An ambitious, international laser-project planned in the mid-80’s
culminated in a lot of publicity and an appetite for making intricate
lightboxes. The Artangel Trust worked on a proposal to light up London
with my laser-blue submarine outline.
Returning to Australia via Perth, I lectured in sculpture at Curtin
University and thrived on the opportunities for showing and the vast
studio spaces of the empty warehouses of Fremantle. The Goldfields
around Kalgoorlie were littered with remnants of past-toil, strewn
across an indigenous landscape, half-buried in ochre-coloured topsoils.

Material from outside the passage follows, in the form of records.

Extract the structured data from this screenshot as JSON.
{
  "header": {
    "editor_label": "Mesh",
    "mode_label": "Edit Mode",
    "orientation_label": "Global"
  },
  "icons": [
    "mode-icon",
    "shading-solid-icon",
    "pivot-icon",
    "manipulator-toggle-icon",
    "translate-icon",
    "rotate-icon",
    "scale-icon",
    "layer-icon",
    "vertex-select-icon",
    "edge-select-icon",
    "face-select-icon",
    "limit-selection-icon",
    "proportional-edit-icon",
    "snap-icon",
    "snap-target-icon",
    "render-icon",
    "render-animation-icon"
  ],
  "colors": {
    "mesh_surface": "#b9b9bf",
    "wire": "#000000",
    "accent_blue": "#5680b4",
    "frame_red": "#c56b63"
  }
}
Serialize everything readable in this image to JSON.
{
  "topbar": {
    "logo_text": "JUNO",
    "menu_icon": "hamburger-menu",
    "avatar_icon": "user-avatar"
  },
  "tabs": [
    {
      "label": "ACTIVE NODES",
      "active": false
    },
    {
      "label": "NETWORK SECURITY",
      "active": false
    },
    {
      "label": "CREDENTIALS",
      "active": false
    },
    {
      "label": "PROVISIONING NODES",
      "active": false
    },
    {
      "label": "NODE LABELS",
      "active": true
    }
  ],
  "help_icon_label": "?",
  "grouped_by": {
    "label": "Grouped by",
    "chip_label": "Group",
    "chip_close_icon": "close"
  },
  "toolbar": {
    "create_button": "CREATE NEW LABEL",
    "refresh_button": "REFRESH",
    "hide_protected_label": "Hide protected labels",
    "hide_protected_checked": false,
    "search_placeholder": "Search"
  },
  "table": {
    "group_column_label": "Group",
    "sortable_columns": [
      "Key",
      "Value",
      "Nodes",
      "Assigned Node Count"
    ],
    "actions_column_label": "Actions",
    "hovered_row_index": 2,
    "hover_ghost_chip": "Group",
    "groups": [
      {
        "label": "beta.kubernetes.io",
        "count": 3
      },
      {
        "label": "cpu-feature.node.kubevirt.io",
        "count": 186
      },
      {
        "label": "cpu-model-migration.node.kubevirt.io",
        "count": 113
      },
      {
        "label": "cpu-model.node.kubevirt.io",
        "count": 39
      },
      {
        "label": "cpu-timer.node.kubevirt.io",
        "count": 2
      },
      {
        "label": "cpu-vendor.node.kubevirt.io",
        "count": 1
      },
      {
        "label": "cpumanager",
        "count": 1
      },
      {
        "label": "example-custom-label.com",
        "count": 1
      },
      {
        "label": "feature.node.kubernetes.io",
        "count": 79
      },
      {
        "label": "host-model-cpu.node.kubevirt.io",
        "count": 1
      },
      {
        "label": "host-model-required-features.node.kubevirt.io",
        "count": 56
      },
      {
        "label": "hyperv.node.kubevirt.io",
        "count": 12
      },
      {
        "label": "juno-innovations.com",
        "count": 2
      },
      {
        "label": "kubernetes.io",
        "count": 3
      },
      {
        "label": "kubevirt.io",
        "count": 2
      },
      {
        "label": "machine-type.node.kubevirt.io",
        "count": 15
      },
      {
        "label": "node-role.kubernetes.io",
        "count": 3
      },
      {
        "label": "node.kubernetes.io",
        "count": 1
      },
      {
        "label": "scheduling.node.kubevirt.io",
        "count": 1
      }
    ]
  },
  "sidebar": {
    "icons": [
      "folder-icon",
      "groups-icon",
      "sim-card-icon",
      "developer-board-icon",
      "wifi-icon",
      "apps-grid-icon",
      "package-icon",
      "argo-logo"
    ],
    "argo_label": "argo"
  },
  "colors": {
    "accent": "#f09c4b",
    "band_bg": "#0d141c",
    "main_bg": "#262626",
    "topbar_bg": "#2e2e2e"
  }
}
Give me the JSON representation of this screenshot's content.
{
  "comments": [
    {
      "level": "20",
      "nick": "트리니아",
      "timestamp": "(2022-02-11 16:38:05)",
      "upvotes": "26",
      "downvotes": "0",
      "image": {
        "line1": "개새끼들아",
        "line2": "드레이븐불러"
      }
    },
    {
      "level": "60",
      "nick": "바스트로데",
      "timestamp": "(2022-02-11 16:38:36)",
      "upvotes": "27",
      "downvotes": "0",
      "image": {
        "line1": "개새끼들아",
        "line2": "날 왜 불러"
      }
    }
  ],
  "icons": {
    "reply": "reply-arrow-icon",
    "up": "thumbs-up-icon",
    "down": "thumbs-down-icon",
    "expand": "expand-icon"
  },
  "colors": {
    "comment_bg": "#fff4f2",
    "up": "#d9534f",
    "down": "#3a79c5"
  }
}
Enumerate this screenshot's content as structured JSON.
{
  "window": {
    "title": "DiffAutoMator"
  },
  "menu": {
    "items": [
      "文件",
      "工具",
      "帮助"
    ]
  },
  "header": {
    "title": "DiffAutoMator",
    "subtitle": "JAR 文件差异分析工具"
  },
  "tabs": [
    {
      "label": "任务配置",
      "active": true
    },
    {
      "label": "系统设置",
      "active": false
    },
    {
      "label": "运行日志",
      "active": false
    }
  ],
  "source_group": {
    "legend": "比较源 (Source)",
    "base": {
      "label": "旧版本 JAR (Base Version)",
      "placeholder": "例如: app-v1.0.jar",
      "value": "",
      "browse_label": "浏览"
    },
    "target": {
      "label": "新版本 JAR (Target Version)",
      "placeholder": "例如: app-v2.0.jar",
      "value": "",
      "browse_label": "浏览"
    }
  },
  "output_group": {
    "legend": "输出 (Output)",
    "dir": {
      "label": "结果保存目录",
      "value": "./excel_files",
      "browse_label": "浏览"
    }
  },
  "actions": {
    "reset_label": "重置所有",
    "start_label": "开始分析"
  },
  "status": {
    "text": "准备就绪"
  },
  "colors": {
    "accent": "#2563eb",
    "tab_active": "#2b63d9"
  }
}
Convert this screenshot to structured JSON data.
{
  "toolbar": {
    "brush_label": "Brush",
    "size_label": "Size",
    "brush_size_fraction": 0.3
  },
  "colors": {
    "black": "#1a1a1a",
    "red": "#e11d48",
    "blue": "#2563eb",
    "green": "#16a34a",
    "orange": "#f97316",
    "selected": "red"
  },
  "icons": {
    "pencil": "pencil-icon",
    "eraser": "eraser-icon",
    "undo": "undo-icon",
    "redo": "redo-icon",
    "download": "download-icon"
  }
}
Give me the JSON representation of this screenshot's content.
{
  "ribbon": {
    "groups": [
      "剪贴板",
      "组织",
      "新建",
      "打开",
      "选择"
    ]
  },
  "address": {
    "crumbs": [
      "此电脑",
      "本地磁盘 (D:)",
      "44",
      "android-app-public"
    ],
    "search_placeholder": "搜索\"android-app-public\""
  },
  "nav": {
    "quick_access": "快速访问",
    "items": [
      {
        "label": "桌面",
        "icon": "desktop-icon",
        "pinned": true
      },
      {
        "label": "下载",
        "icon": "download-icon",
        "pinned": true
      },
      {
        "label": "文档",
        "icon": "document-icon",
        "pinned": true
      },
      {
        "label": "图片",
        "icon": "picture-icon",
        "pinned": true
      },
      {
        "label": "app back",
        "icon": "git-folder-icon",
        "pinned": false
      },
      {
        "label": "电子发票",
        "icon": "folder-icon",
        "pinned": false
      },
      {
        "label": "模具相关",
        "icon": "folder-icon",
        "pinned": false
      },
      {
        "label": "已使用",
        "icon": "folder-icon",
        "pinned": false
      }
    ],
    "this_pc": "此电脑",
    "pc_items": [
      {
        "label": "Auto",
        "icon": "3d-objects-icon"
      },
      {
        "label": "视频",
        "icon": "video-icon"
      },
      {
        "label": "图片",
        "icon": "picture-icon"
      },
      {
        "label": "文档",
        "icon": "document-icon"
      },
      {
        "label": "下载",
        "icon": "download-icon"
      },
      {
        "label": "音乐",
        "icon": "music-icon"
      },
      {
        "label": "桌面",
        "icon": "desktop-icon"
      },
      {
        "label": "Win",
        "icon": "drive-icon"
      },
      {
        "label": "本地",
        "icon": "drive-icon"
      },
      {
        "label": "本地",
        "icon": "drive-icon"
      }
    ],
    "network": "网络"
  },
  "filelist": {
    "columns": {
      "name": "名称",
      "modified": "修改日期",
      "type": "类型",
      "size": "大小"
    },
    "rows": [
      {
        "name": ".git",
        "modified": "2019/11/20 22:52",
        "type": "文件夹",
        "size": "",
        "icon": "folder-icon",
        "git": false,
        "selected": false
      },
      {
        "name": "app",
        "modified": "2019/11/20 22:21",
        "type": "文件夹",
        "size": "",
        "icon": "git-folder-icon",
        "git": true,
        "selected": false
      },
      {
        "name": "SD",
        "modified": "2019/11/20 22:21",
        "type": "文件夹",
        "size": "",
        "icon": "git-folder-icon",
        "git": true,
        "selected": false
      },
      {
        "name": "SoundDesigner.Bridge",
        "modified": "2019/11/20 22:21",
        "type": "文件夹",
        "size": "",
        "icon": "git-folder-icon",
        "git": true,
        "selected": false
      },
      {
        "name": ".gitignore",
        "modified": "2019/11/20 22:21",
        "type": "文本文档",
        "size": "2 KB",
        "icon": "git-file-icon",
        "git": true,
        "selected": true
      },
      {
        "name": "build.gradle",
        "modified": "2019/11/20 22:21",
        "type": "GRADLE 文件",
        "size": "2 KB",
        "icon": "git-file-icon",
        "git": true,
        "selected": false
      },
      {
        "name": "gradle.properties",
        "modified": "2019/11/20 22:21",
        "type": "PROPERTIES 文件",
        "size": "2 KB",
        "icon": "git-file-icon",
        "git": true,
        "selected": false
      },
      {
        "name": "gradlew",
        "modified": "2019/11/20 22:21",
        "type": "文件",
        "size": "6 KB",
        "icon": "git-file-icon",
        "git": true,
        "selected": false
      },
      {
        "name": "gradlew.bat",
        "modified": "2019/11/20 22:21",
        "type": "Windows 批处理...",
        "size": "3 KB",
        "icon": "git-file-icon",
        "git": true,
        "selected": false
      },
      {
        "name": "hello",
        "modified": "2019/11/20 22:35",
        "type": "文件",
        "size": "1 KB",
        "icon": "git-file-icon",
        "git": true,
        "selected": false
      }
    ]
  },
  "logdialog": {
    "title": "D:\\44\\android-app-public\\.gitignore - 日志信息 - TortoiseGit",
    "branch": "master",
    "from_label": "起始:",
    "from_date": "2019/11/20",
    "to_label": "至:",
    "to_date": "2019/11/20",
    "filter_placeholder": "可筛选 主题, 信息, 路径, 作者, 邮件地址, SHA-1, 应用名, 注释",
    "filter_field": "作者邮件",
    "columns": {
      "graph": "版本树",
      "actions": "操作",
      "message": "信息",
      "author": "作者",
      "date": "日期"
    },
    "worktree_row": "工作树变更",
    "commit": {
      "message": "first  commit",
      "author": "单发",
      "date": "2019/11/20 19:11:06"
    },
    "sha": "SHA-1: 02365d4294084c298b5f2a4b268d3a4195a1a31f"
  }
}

Back to Melbourne and St. Kilda in ’91 to the home of my
great-grandparents. Enrolling to do an M.A. at the Victorian College of
the Arts led to exhibitions at the Australian Centre for Contemporary
Art (ACCA) and participating in a sculpture retrospective at Heide
Museum of Modern Art.
Two remarkable Melbourne studios provided inspiration, Baymour Court
behind the Esplanade Hotel in St. Kilda and a glass penthouse above the
old St. Vincent’s Hospital overlooking the The Royal Exhibition
Building.
At the start of the millennium we built the Mia Mia studio, inspired by
Alexander Calder’s. This provided an opportunity for working in larger
scale with re-enforcement steel (reo) and wire mesh. These heavy
industrial materials enabled a subtle interplay between internal and
external form.
Covid lockdown was an opportunity for uninterrupted focus and maximising
resources. A small and dark space facilitated working with l.e.d.
lighting, acrylics and an assortment of the materials at hand.
Five Walls Gallery in Footscray with its five spaces is always worth a
visit. One Star Gallery in North Melbourne combines eclectic, quality
art with excellent coffee and the “Big Sculpture St.Kilda” show has
become an important stage for contemporary Melbourne artists.